The outrage on X and Hacker News focuses on "toxic culture," but I think that's the wrong lens. This isn't about toxicity—it's about control. When a company is fighting for its life in an AI race, it can't afford to have its smartest people spending mental cycles on things that aren't on the quarterly roadmap. It's a boring, corporate move, but it's a logical one if you view engineers as assets to be optimized rather than inventors to be nurtured.
I'm not convinced this will actually stop people from building things on the side. They'll just do it on personal hardware and keep their mouths shut. The real question is whether the best engineers will even bother applying to a place that treats a side project like a fireable offense. If the "innovation" is now strictly top-down, does Google still have a way to attract the kind of people who actually build the things they end up acquiring?
Lessons on "Shadow IT"
The reaction to this firing is mostly outrage, with people calling it a sign of a decaying engineering culture. I get the frustration—it feels like a betrayal of the "hacker" spirit—but I think the conversation is missing the point. This isn't about a lack of innovation; it's about the reality of owning a massive, regulated codebase. When a side project moves from a local sandbox to something that touches production infrastructure or company data, it stops being a "passion project" and starts being a liability.
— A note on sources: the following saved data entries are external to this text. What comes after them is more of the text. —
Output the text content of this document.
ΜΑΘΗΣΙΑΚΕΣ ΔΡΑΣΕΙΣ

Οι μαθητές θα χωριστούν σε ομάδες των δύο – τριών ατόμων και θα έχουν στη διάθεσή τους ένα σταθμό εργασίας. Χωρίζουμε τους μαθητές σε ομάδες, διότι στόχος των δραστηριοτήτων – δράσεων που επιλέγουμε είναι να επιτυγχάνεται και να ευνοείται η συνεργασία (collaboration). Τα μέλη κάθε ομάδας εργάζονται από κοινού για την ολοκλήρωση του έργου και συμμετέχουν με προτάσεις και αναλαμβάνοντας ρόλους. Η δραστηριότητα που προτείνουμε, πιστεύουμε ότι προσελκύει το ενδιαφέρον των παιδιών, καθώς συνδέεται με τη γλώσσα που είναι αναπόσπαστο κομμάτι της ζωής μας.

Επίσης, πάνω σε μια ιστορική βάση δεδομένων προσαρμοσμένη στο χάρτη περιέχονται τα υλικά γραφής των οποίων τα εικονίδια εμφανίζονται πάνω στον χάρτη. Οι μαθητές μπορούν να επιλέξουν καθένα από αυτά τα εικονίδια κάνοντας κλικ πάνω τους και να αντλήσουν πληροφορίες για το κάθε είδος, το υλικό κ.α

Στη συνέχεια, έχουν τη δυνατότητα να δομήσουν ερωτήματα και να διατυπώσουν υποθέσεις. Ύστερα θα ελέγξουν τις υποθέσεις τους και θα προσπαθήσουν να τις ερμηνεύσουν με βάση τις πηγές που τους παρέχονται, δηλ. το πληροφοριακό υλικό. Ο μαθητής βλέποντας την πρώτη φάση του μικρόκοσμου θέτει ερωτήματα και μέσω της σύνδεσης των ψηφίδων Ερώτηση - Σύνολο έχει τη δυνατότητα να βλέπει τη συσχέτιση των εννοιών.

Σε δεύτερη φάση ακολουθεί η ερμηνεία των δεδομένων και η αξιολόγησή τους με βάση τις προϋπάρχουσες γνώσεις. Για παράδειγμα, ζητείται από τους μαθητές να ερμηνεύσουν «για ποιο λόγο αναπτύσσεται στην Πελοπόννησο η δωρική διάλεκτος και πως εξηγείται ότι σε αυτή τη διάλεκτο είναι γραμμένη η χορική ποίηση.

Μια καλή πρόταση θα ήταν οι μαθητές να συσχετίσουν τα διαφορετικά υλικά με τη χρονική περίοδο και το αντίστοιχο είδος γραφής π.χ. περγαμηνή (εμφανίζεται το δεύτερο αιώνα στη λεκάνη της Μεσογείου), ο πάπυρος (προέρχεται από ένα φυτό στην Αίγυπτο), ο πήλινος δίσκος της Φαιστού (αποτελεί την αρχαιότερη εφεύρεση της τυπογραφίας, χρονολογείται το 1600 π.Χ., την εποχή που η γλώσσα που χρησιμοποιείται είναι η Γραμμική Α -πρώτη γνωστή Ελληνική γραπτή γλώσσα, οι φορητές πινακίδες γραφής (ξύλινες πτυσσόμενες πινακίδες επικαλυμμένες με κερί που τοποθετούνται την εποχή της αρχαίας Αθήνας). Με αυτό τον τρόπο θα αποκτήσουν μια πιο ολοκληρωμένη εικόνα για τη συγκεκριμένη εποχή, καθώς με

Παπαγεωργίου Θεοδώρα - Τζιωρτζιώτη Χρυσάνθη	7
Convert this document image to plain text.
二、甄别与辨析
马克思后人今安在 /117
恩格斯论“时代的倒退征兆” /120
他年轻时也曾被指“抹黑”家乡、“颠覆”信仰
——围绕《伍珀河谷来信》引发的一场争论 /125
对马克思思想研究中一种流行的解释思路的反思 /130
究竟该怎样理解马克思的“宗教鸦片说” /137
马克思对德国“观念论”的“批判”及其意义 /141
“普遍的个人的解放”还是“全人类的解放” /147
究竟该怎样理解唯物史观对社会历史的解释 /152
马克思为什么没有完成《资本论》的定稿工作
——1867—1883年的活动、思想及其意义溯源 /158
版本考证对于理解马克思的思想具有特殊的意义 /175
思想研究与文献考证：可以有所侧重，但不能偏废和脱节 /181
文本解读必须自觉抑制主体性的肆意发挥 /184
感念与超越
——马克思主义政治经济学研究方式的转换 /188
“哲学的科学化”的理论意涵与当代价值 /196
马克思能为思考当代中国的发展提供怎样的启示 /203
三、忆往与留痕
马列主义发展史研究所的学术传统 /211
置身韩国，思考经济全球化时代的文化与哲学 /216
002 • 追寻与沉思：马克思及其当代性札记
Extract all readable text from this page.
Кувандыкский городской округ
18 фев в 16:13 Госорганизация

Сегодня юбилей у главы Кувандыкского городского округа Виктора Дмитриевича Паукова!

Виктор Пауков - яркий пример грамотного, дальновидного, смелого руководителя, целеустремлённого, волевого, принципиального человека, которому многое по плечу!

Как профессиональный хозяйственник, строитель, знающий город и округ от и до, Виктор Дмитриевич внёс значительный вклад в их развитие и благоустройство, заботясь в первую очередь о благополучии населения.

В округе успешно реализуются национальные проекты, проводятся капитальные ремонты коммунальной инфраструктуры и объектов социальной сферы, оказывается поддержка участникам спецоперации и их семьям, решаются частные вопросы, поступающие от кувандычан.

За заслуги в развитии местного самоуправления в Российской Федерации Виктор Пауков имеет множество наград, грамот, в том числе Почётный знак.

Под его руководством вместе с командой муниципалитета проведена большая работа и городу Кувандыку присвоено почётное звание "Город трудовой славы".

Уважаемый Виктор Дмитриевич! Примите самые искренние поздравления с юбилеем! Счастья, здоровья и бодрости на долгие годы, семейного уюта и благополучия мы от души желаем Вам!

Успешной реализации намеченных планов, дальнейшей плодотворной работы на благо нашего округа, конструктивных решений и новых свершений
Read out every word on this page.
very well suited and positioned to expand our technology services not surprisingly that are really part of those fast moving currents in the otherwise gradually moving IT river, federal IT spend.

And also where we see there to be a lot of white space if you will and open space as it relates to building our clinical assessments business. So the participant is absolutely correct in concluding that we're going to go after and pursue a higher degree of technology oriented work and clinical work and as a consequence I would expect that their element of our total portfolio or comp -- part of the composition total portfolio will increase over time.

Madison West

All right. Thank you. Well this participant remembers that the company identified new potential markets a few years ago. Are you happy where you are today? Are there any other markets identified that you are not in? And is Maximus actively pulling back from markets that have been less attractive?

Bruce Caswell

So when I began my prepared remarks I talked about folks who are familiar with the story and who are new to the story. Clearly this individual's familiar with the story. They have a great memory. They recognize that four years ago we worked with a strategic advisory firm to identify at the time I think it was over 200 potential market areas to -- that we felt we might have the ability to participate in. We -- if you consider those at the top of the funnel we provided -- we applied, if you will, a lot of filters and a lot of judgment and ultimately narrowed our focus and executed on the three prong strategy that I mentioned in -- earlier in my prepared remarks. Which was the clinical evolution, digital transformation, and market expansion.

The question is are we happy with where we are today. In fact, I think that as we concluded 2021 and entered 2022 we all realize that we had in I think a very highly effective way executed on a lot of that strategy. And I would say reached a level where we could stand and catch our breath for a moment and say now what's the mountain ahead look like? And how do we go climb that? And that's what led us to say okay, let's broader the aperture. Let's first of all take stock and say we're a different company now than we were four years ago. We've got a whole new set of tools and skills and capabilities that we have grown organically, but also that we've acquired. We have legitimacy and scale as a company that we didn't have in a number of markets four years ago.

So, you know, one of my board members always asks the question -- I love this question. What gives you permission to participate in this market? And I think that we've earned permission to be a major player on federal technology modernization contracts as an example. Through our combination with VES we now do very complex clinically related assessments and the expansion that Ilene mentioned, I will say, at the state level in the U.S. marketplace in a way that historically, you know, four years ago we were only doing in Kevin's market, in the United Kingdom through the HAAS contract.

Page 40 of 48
I suspect the company is trying to tighten the screws on Shadow IT because the cost of a mistake is now higher than the value of a random internal tool. That doesn't mean the firing was handled well, but it does show that the era of "move fast and break things" inside big tech is effectively over. The friction is intentional.
The real question is whether a company the size of Google can actually maintain a high-talent density if it treats every unsanctioned line of code as a fireable offense. I'm not sure if they can.
Conclusion
Google’s response to this is the same corporate reflex we've seen a dozen times: tighten the API policy and hope the problem disappears. But you can't really "policy" away the fact that people will always use the tool that actually gets the job done, regardless of whether IT has signed off on it.
I'm still not convinced that the "Shadow IT" label is even helpful here. Usually, that implies someone is being sneaky. In this case, it just looks like people trying to bypass a clunky interface to get a basic task finished.
The real question is whether the official tools will ever be intuitive enough that users stop looking for the workaround. Or will we just keep playing this game of whack-a-mole with every new API update?